On ne peut pas considérer qu'on leur a imposé une durée de travail supérieure à la durée légale puisque par le biais d'un aménagement conventionnel de la durée du travail sur l'année (moyennant l'octroi de journées de repos), ils travaillent in fine au cours de l'année durant une durée moyenne hebdomadaire de 35 heures, soit la durée légale.
De plus, il n'est pas question de modifier la rémunération des salariés.
Un salarié qui fait 35 heures par semaine touchera autant qu'un autre salarié qui fait 39 heures par semaine et qui, par le biais de dispositions conventionnelles aboutissent à une durée moyenne de 35 heures par semaine (avec un lissage de la rémunération).
Ce qui va différer c'est les RTT (via les dispositions conventionnelles) et le déclenchement des heures supplémentaires. Il sera impossible pour un salarié qui bénéficie d'un horaire classique de 35 heures sans aménagement de travailler au dela de cette durée légale sans percevoir d'heures supplémentaires. Il percevra une rémunération et une majoration en plus. Ce que n'aura pas le salarié bénéficiant de dispositions conventionnelles telles que vous les mentionnez.
Enfin un employeur peut revenir sur une décision unilatérale, un usage ou même un accord collectif moyennant le respect de conditions spcifiques. La seule limite étant lorsque cela a été contractualisé avec le salarié.
Les plaideurs pourront tenter diverses approches pour tenter de justifier de la réalité de cette contractualisation comme dans l'arrêt mentionné précédemment mais les chances de succès me semblent aléatoires voir faibles.
Je me permets encore une question.

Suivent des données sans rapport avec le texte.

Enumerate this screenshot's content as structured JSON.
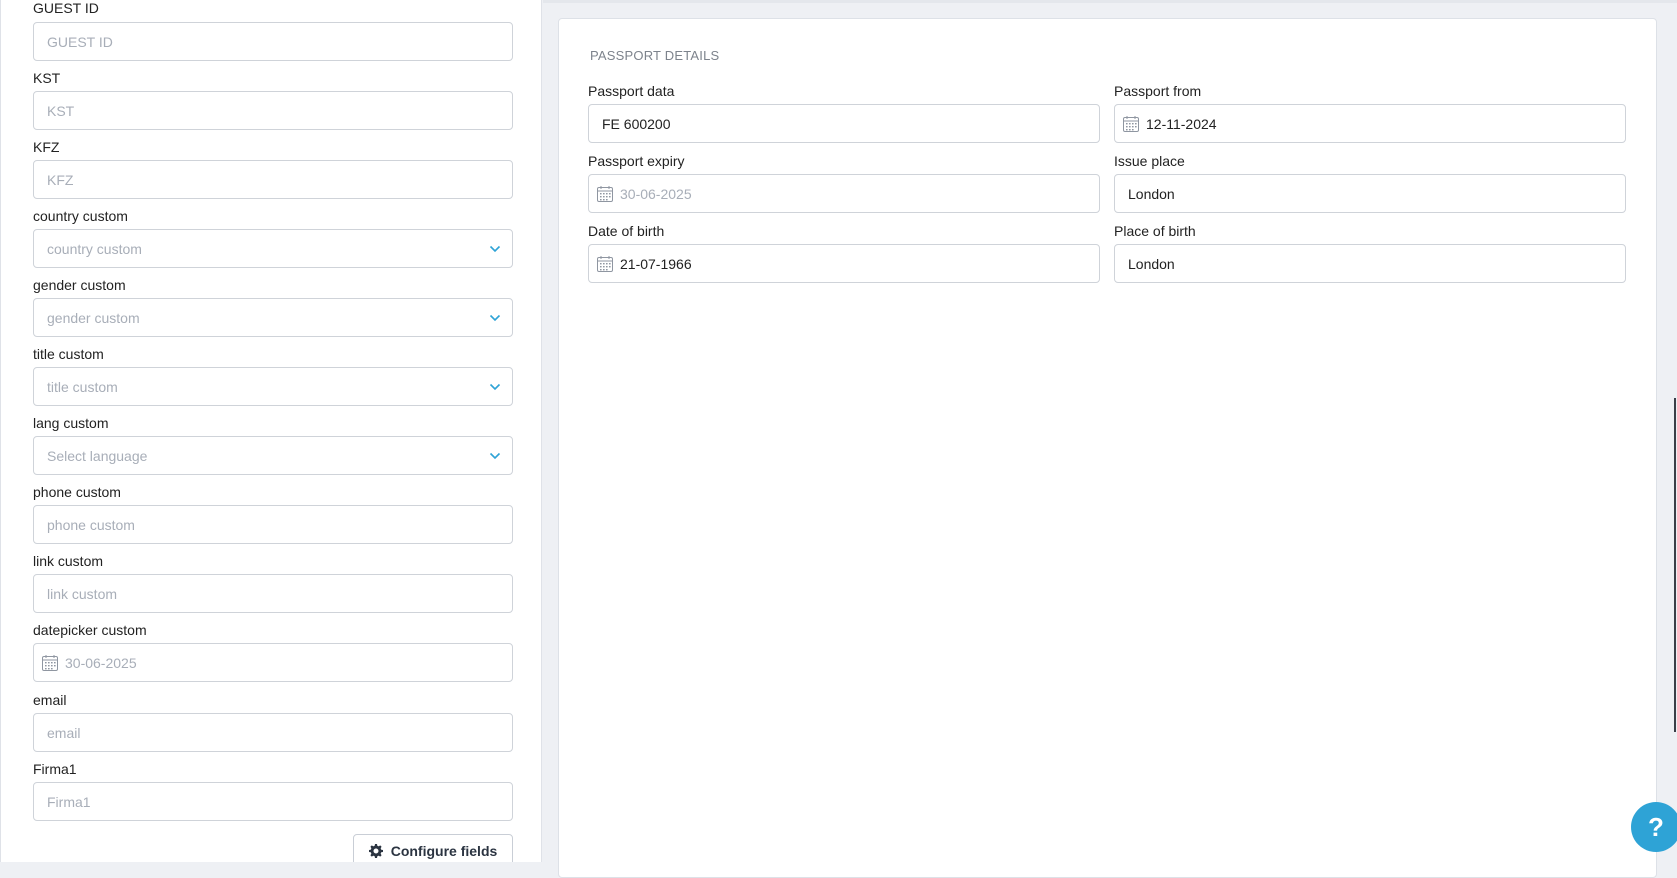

Vous indiquez qu'un employeur peut revenir sur une décision unilatérale, un usage ou même un accord collectif moyennant le respect de conditions spécifiques. Concernant l'usage et la DUE, le formalisme pour y mettre un terme est clair et bien établi. Est-ce le même formalisme pour sortir de dispositions conventionnelles (convention collective en l'occurrence), ici un dispositif RTT conventionnel de branche ? Notamment si rien n'est indiqué dans la convention collective pour une "sortie du dispositif conventionnel RTT".
A nouveau, un grand merci à vous pour la qualité de vos explications.
Bien souvent des conventions collectives permettaient à l'employeur de mettre en place des dispositions particulières négociées par la branche par le biais de la conclusions d'accord collectif (ce qui supposait il y a encore quelques années, la présence de délégués syndicaux), parfois cette mise en place supposait également l'information ou la consultation des IRP (quand il y en a avait) et quand il n'y avait ni DS (ou absence d'accord), ni IRP, la convention collective permettait à l'employeur la mise en place des dispositions conventionnelles en cause sans information des IRP (qui n'existaient pas) et sans accord collectif.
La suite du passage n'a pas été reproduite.